Indicative of the serious prospects for this bipartisan bill is that it is backed by not only the President and the Department of Justice, but also by the Koch brothers, the ACLU, House Speaker Boehner and Senator Bernie Sanders as well as the Washington Post and the New York Times. Bill Clinton, speaking of the 1994 law that did so much to accelerate the growth of our prison society, said that “I signed a bill that made the problem worse.” Hillary Clinton has repeatedly called for reform of the system but has made no mention of the SAFE Justice Act.

In parallel to the introduction of the SAFE Justice Act, likely one of his last major political undertakings, Obama launched his drive in mid-July to reform the criminal justice system with a speech to the NAACP in Philadelphia. Earlier he had granted clemency to almost 4 dozen non-violent drug offenders of the more than 30,000 non-violent prisoners who have petitioned for early release. Two days later, he became the first sitting president to visit a federal prison and meet with 6 non-violent drug offenders where he made that point, “There but for the Grace of God” - alluding to his own youthful experiments with both pot and “blow” (cocaine). And, he ordered Attorney General Lynch to review the use of solitary confinement in federal prisons, to combat poor conditions in prisons and to prepare those inside for reentry to society.

Thus, the criminal justice tectonic political plate is trembling.

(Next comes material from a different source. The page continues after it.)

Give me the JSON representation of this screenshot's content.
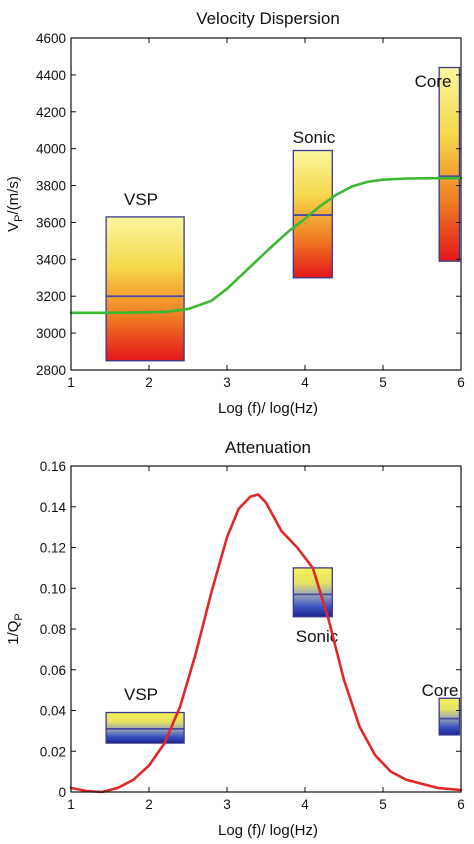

But despite 204 mass shootings in the first 204 days of this year and the oceans of sympathetic tears, mounds of commemorative flowers and endless sympathy from Republican presidential candidates for the victims and their families, there is a near dead political silence about the role of easily available guns. The firearms tectonic plate is frozen. Here is a cause for liberal Democratic regret.

The President continues to call on Congress to enact effective gun regulation. Hillary Clinton has committed to it. Among the fourteen Republican presidential candidates, only Bobby Jindal of Louisiana has urged all states to strengthen their reporting of the mentally ill to the National Instant Criminal Background Check System. And he spoke up only after the killing of two people in a Louisiana theater last week by a seriously mentally ill gunman from Georgia with a legally acquired gun.

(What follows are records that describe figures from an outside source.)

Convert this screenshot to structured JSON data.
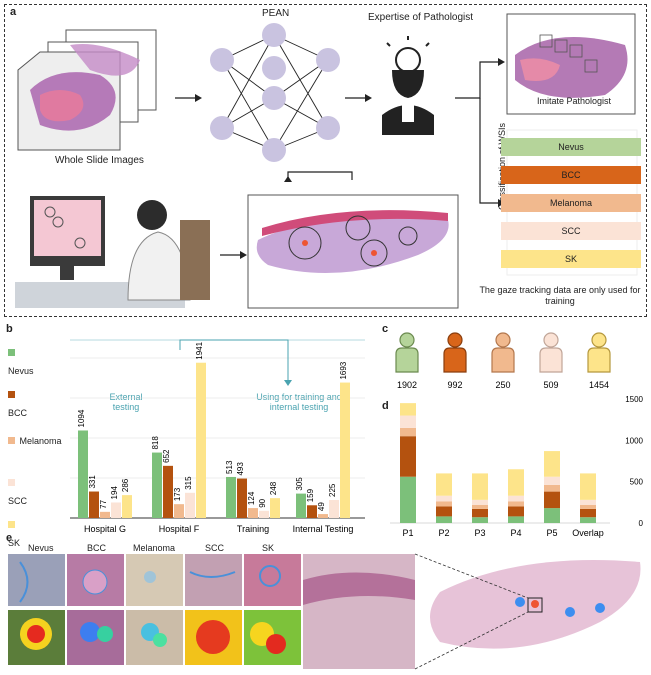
{
  "panel_a": {
    "letter": "a",
    "wsi_label": "Whole Slide Images",
    "network_label": "PEAN",
    "expertise_label": "Expertise of Pathologist",
    "imitate_label": "Imitate Pathologist",
    "classification_axis": "Classification of WSIs",
    "classes": [
      {
        "name": "Nevus",
        "color": "#b5d49a"
      },
      {
        "name": "BCC",
        "color": "#d8651a"
      },
      {
        "name": "Melanoma",
        "color": "#f1b98e"
      },
      {
        "name": "SCC",
        "color": "#fbe3d6"
      },
      {
        "name": "SK",
        "color": "#fde48a"
      }
    ],
    "gaze_note": "The gaze tracking data are only used for training"
  },
  "panel_b": {
    "letter": "b",
    "legend": [
      "Nevus",
      "BCC",
      "Melanoma",
      "SCC",
      "SK"
    ],
    "annotation_external": "External testing",
    "annotation_internal": "Using for training and internal testing"
  },
  "panel_c": {
    "letter": "c",
    "counts": [
      "1902",
      "992",
      "250",
      "509",
      "1454"
    ]
  },
  "panel_d": {
    "letter": "d"
  },
  "panel_e": {
    "letter": "e",
    "labels": [
      "Nevus",
      "BCC",
      "Melanoma",
      "SCC",
      "SK"
    ]
  },
  "chart_data": [
    {
      "type": "bar",
      "id": "b",
      "categories": [
        "Hospital G",
        "Hospital F",
        "Training",
        "Internal Testing"
      ],
      "series": [
        {
          "name": "Nevus",
          "values": [
            1094,
            818,
            513,
            305
          ]
        },
        {
          "name": "BCC",
          "values": [
            331,
            652,
            493,
            159
          ]
        },
        {
          "name": "Melanoma",
          "values": [
            77,
            173,
            124,
            49
          ]
        },
        {
          "name": "SCC",
          "values": [
            194,
            315,
            90,
            225
          ]
        },
        {
          "name": "SK",
          "values": [
            286,
            1941,
            248,
            1693
          ]
        }
      ],
      "value_labels": [
        [
          "1094",
          "331",
          "77",
          "194",
          "286"
        ],
        [
          "818",
          "652",
          "173",
          "315",
          "1941"
        ],
        [
          "513",
          "493",
          "124",
          "90",
          "248"
        ],
        [
          "305",
          "159",
          "49",
          "225",
          "1693"
        ]
      ],
      "ylim": [
        0,
        2000
      ]
    },
    {
      "type": "bar",
      "id": "d",
      "stacked": true,
      "categories": [
        "P1",
        "P2",
        "P3",
        "P4",
        "P5",
        "Overlap"
      ],
      "series": [
        {
          "name": "Nevus",
          "values": [
            560,
            80,
            70,
            80,
            180,
            70
          ]
        },
        {
          "name": "BCC",
          "values": [
            490,
            120,
            100,
            120,
            200,
            100
          ]
        },
        {
          "name": "Melanoma",
          "values": [
            100,
            60,
            50,
            60,
            80,
            50
          ]
        },
        {
          "name": "SCC",
          "values": [
            150,
            70,
            60,
            70,
            100,
            60
          ]
        },
        {
          "name": "SK",
          "values": [
            150,
            270,
            320,
            320,
            310,
            320
          ]
        }
      ],
      "yticks": [
        "0",
        "500",
        "1000",
        "1500"
      ],
      "ylim": [
        0,
        1500
      ]
    }
  ]
}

There is agreement, even from the merchants of death, that guns should be denied to the mentally ill and that background checks should work. The recent shootings have illustrated the inadequacies of a system in which states repeatedly fail to report the mentally ill to the federal registry. Closing that gaping leak would greatly help. But, some 40% of gun purchases are exempt from background checks because the seller is a private party, often operating online or at a gun show. Congress, it seems, could not care less about the failures of our system of background checks and the exemptions from it.

We liberal Democrats have good reason both to rejoice at the movement of our tectonic political plates of foreign policy and criminal justice but to despair that the gun madness plate is frozen in place.